Gerginliğe giden konuşmada satır başları şu şekilde:

"Sayıştay raporları değiştiriliyorsa yürütme organının korktuğu bir şey vardır. Sayıştay'a müdahale eden kim?

Beni üzen nokta nedir: TBMM’ye seçimle gelen birisinin gelip burada bütçeyi anlatmaması yerine atadığı bir kişiyi görevlendirmesidir.  Bu anayasada bütçenin yapımıyla ilgili özel bir düzenleme yapılmışsa, özel bir süreç içinde görüşülüyorsa, bir kişi gelecek bütçesinin arkasında kapı gibi duracak.

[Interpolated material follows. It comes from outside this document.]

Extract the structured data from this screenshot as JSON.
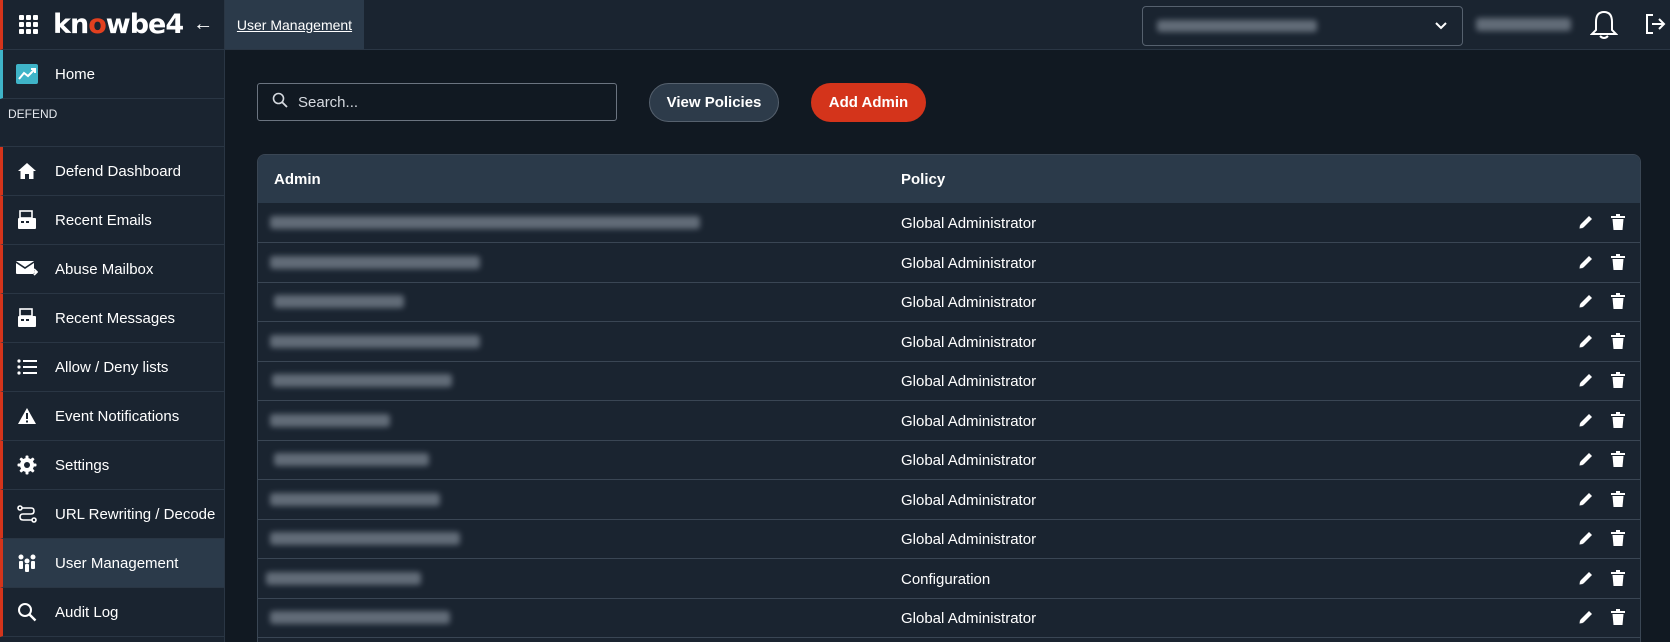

Göndermiş memurlarını buraya, siz bütçeyi anlatın.  Pembe bir tablo, çünkü öyle bir talimat almışlar.  Yangında bile “Sayın Cumhurbaşkanımızın talimatlarıyla yangını söndürmeye başladık” diye cümleyi kuruyorlar. Yangın için talimat mı beklenir Allah aşkına.

Mehmet Uçum, ‘Tek kişilik hükümet’ diyordu. Tek kişilik hükümette bütçeyi gelip parlamentoya sunacak olan o tek kişi, bütçesinin arkasında durmalı.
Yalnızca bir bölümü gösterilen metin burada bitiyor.